Por supuesto que es una simple humorada, porque no es legal ni propio de un país en el que sus mandatarios ostentosamente proclaman que se cultiva la democracia, el derecho al disenso y otros ingredientes propios de un Estado republicano; pero me basé en realidades objetivas, y si usted, que pierde su tiempo leyendo estos apuntes no me cree, retroceda pocos años atrás y recordará que los presidentes Álvaro Arzú, Alfonso Portillo, Óscar Berger, Álvaro Colom y el actual gobernante llegaron a asumir la pomposamente llamada Primera Magistratura de la Nación, después que previamente perdieron en la segunda vuelta de las elecciones precedentes.

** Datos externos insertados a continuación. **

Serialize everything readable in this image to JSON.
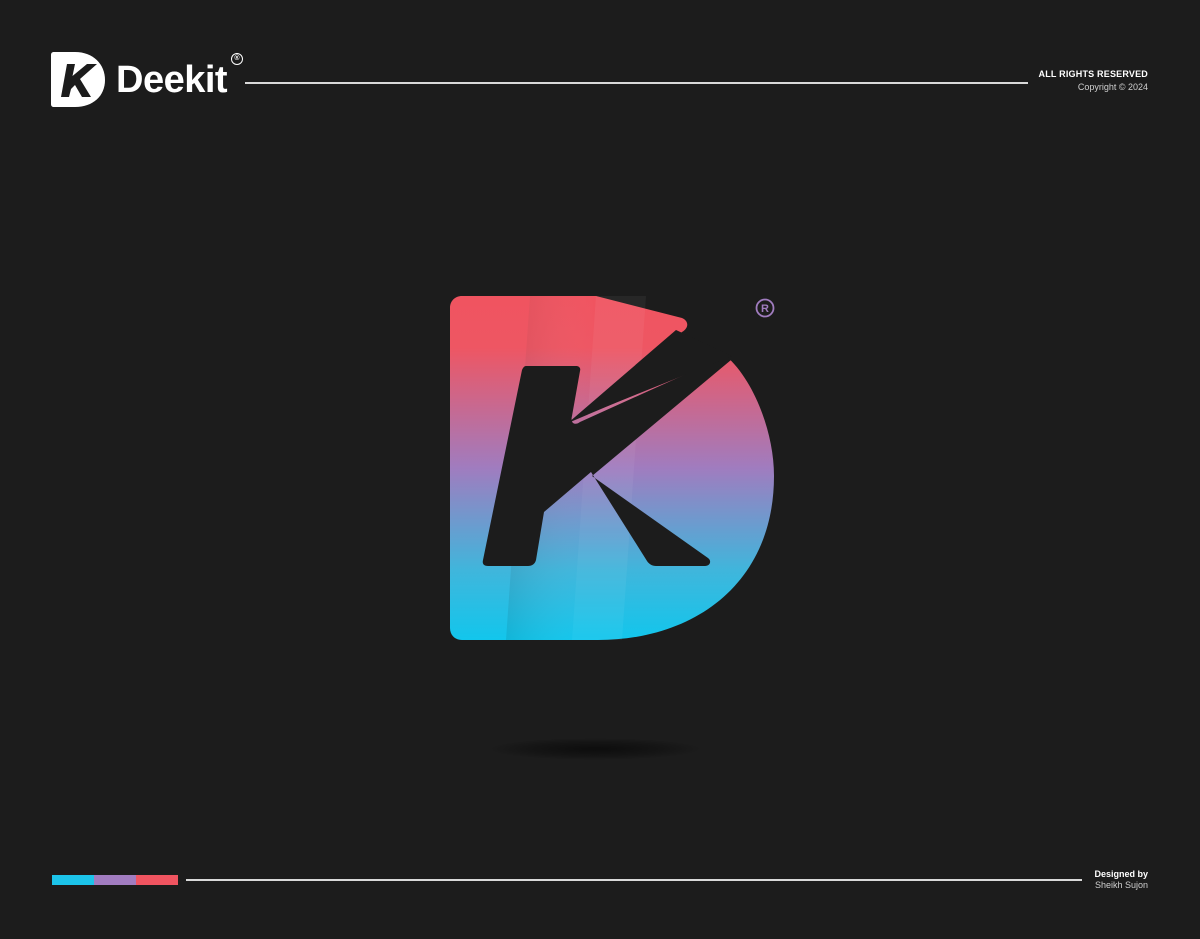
{
  "brand": {
    "name": "Deekit",
    "reg_symbol": "®"
  },
  "header": {
    "rights": "ALL RIGHTS RESERVED",
    "copyright": "Copyright © 2024"
  },
  "footer": {
    "designed_by_label": "Designed by",
    "designer_name": "Sheikh Sujon"
  },
  "colors": {
    "background": "#1c1c1c",
    "gradient_top": "#f05460",
    "gradient_mid": "#9b7cc2",
    "gradient_bottom": "#14c4ea",
    "palette": [
      "#1cc4ea",
      "#a17cc0",
      "#f05460"
    ]
  },
  "icons": {
    "header_logo": "dk-monogram-logo-icon",
    "main_logo": "dk-gradient-logo-icon"
  }
}
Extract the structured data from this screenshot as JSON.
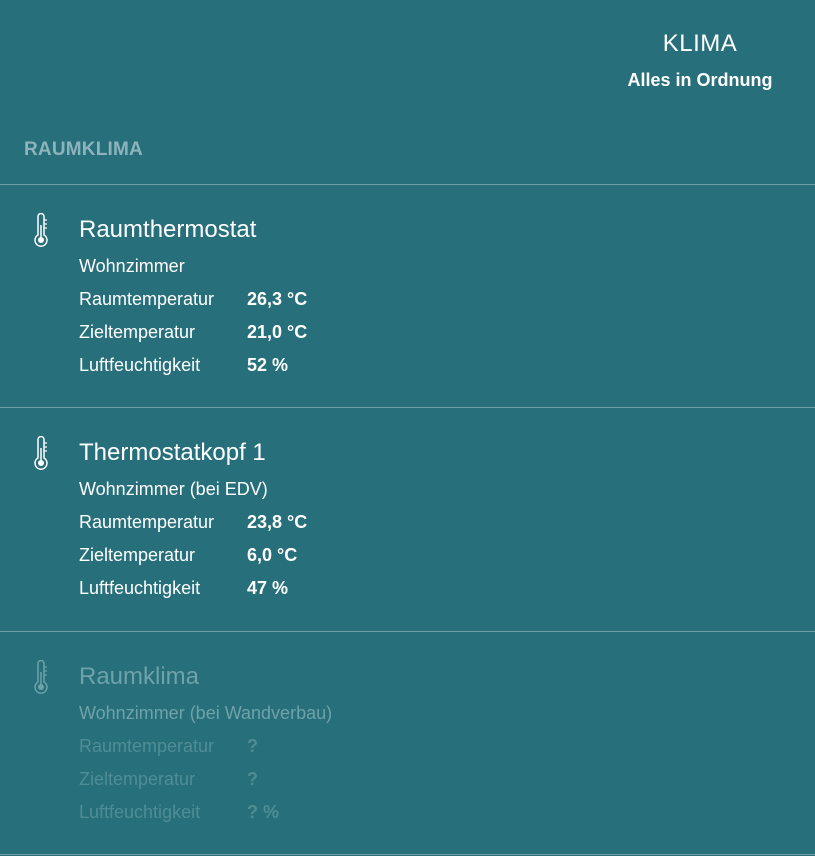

Estimulados por esa línea de conducta colectiva de los guatemaltecos, actualmente algunos políticos propietarios o arrendatarios de colectivos que aspiran a suceder a don Otto Pérez, se agitan y promueven, a sabiendas que no están en posibilidades de alcanzar el triunfo, pero hacen la cacha para llegar a una eventual segunda ronda, con la certeza de que dentro de cuatro años habrán capitalizado más simpatías de los financistas y quien quita también del electorado, como para arribar a la Casa Presidencial, y de ahí que han sido víctimas voluntarias y espontáneas de lo que podría llamarse indulgentemente el ansioso síndrome del segundo lugar.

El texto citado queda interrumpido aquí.